Dort in mir treffen jedes Jahr einen etwas anderen Menschen.

Dieses Jahr berühren sie mehr als sonst das Dunkle.

 

«… die bedeutendsten Ereignisse in Jesu Leben (hatten) im Dunkeln stattgefunden (…):

seine Geburt, seine Gefangennahme, sein Tod, seine Auferstehung.»

So las ich neulich in meinem Adventskalender.

Und heute lese ich beim Propheten Micha: (Micha 5,1)

Und du, Betlehem Efrata,

die du klein bist unter den Tausenden in Juda,

aus dir soll mir der kommen, der in Israel Herr sei,

 

Efrata ist der alte Name von Bethlehem.

In dieser Gegend starb Rahel, Jakobs Frau, eine Mutter der 12 Stämme Israels.

Auf dem Weg nach Betlehem-Efrata bringt sie ihren Sohn Benjamin zur Welt.

(1Mo 35,17) Da ihr die Geburt so schwer wurde, sprach die Hebamme zu ihr:

Fürchte dich nicht, denn auch diesmal wirst du einen Sohn haben.

So steht es im 1. Buch Mose.

 

Dort in der Nähe von Betlehem weint ihre Familie um sie.

Dort auf dem Weg nach Efrata wird Benjamin geboren

und seine Geburt kostet Rahel das Leben.

So nah kann das beieinander liegen.

So nah liegen großes Glück und großes Leid oft beieinander.

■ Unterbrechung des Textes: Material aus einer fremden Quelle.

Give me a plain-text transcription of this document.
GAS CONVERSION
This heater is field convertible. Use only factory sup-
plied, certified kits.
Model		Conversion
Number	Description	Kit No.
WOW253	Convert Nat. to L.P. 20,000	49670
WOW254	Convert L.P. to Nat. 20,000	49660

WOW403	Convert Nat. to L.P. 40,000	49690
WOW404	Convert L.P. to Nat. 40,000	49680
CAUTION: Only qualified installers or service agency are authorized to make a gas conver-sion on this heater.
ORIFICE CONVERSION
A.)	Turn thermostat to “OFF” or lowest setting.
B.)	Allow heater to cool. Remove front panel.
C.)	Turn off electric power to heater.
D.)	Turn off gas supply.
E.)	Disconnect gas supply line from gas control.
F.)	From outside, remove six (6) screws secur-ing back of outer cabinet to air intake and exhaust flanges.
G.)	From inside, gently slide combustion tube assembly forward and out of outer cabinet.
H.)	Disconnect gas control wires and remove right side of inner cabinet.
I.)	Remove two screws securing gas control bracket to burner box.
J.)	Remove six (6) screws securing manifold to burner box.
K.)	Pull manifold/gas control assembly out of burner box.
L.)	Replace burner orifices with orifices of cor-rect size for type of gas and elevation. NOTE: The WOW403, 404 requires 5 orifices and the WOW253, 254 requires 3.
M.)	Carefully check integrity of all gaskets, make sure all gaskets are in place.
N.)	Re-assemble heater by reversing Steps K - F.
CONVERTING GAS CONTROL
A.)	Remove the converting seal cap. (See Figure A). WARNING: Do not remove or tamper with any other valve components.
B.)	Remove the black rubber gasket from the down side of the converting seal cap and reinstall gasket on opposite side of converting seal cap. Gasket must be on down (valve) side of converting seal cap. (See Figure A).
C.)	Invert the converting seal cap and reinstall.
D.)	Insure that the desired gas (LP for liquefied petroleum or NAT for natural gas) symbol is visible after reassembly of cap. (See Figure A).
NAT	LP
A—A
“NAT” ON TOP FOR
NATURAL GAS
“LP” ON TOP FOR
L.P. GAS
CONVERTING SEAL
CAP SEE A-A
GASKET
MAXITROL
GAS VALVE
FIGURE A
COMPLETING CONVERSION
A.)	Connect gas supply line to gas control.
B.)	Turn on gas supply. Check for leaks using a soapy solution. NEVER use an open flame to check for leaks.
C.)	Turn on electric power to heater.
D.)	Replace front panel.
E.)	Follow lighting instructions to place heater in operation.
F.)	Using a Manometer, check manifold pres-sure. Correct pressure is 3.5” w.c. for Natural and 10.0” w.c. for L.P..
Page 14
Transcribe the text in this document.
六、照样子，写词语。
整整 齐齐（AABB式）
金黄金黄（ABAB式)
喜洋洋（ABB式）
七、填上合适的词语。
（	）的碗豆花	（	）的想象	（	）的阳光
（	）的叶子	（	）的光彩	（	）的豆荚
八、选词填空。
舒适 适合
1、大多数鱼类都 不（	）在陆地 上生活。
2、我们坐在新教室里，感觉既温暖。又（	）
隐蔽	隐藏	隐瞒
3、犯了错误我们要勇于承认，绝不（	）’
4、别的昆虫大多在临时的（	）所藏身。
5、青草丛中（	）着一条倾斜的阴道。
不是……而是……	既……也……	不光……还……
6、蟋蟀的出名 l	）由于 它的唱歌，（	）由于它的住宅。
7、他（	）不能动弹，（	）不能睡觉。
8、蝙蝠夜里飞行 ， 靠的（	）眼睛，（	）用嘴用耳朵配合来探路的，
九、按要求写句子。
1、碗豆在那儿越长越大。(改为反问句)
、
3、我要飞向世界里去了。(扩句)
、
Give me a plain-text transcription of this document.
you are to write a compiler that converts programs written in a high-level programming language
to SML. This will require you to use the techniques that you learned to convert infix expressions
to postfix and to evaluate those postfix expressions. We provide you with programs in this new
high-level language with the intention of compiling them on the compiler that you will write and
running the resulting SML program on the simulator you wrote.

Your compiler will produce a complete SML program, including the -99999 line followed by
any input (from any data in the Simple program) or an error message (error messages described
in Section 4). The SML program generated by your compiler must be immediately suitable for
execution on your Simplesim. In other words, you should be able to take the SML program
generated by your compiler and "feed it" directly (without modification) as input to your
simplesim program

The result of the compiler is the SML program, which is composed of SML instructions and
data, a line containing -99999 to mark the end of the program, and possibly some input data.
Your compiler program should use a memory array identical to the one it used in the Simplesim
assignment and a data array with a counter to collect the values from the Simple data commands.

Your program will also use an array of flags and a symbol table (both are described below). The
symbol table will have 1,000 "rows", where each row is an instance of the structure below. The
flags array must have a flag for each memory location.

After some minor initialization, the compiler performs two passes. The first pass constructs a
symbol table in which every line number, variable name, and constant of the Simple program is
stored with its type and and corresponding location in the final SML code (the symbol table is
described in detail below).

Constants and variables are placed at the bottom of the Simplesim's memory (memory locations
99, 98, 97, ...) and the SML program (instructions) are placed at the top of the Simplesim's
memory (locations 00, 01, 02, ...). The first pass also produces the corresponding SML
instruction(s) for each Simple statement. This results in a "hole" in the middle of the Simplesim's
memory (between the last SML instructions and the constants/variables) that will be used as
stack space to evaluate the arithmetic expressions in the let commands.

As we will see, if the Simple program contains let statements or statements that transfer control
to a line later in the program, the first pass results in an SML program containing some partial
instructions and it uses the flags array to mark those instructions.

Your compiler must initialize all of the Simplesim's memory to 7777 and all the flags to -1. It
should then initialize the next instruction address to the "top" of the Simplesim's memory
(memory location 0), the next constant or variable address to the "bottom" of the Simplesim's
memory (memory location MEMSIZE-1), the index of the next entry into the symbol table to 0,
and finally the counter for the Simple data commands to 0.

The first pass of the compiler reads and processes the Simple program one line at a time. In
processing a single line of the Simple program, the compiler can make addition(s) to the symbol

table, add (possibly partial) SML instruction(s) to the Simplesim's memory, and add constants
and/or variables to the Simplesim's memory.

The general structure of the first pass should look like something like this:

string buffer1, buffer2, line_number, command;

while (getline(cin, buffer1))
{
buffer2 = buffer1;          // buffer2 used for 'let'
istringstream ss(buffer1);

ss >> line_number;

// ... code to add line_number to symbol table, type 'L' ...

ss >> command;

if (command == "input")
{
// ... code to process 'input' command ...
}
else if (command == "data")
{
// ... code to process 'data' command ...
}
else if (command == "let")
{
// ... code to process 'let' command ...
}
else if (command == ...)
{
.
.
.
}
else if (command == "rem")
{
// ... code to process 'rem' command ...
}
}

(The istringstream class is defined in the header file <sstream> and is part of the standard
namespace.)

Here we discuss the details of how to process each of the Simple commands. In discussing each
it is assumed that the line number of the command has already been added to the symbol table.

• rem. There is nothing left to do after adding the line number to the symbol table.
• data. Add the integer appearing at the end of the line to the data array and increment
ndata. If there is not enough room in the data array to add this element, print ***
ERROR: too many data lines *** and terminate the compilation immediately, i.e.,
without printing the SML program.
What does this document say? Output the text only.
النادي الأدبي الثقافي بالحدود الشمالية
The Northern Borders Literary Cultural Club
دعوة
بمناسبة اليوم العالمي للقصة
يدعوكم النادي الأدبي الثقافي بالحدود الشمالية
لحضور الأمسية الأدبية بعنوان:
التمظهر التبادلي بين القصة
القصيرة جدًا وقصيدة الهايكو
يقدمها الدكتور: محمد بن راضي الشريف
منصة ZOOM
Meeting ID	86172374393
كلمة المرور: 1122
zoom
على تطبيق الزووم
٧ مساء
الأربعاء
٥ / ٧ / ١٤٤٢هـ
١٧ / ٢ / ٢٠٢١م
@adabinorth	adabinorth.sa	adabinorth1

Von dort soll er also kommen, aus diesem Ort der Tränen, der zur Stadt Davids wurde.

Wer den Propheten damals hört, weiß, dass Rahel dort begraben liegt.

Und bis jene, die gebären soll, geboren hat, vergeht noch eine schwere Zeit, sagt der Prophet,

dann aber wird der Rest seiner Brüder zurückkehren zu den Israeliten.

Und er wird auftreten, und mit der Kraft des HERRN wird er sie weiden,

mit der Hoheit des Namens des HERRN, seines Gottes.

Dann werden sie wohnen bleiben,

denn nun wird er groß sein bis an die Enden der Erde.

Und mit ihm wird der Friede kommen.

 

Wie hören wir die Weihnachtsbotschaft in diesem Jahr?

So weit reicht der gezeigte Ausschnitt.